In $\Delta ABC$, D, E and F are the mid points of the sides BC, CA and AB respectively. The area of $\Delta ABC$ is $24c{m}^2$, then the area of $\Delta DEF$ is

• A. $7c{m}^2$
• B. $6c{m}^2$
• C. $18c{m}^2$
• D. $16c{m}^2$

Answer 1

The correct option is B $6c{m}^2$

In $△ABC$,

D and E are midpoints of sides $BC$ and $AC$ respectively.

By midpoint theorem,

$DE=\frac{1}{2}AB$ and $DE\parallel AB$ ...(1)

In $△CAB$ and $△CED$,

$\angle C$ is the common angle.

$\angle CAB=\angle CED$ ....alternate angles since $DE\parallel AB$

$\therefore △CAB\sim △CED$ ...AA test of similarity

$\therefore \frac{CA}{CE}=\frac{AB}{DE}=\frac{BC}{DC}=\frac{2}{1}$ ...(2) ....C.S.S.T and from (1)

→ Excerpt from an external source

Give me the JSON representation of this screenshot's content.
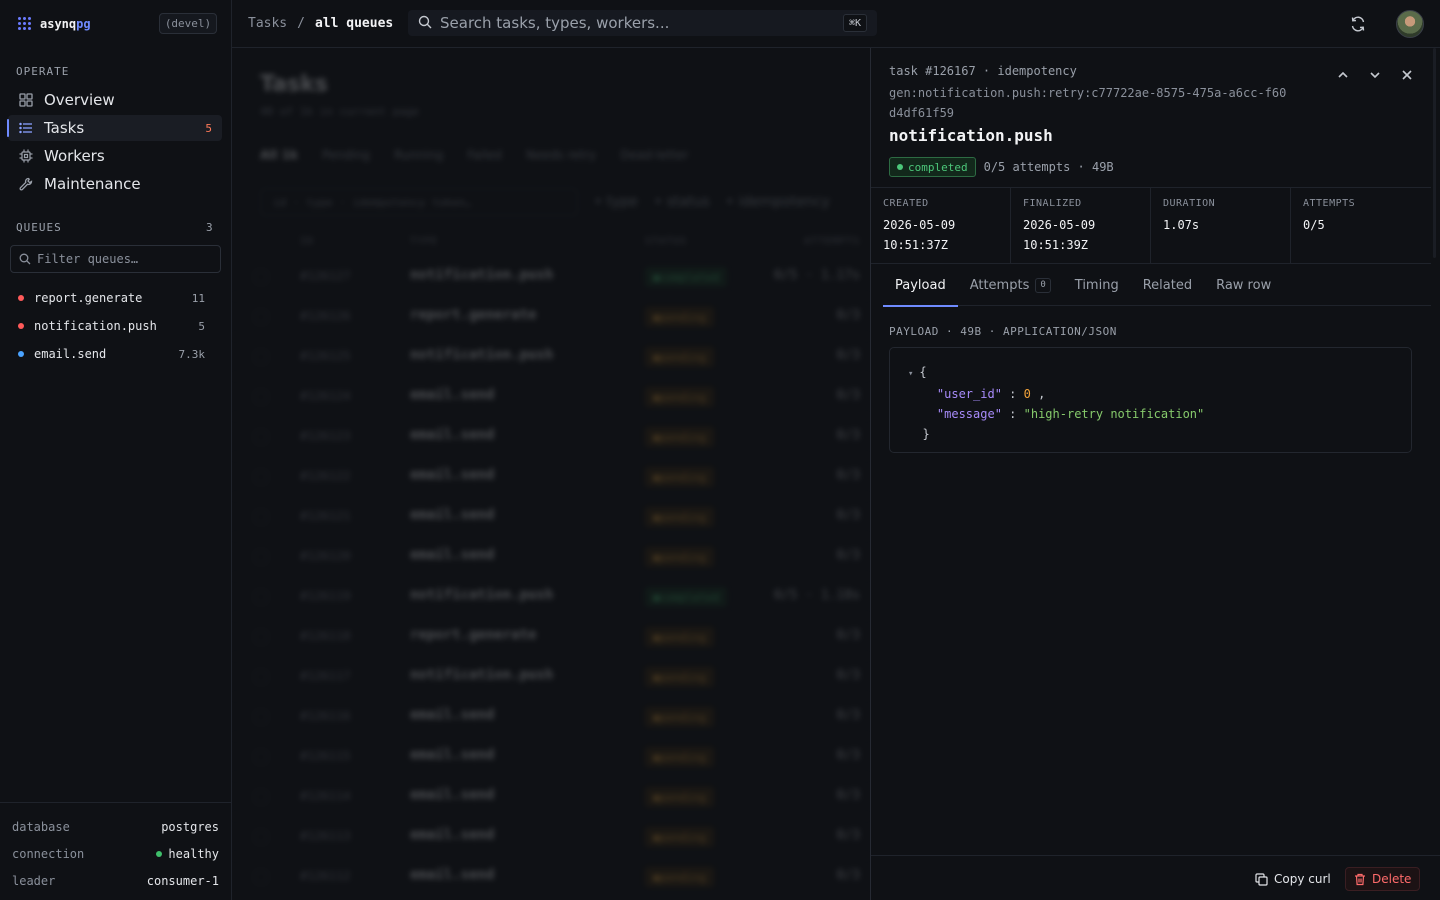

Similarly, we can prove $△ABC\sim △AFE\sim △FBD$ ...AA test of similarity

Hence, $\frac{EF}{BC}=\frac{DE}{AB}=\frac{DF}{AC}=\frac{1}{2}$ ....C.S.S.T

$\therefore △ABC\sim △DEF$ ...SSS test of similarity

By theorem on ratio of areas of similar triangles, we get

$\frac{A\left(△DEF\right)}{A\left(△ABC\right)}={\left(\frac{DE}{AB}\right)}^2$

$A\left(△DEF\right)=\frac{1}{4}\times 24=6c{m}^2$.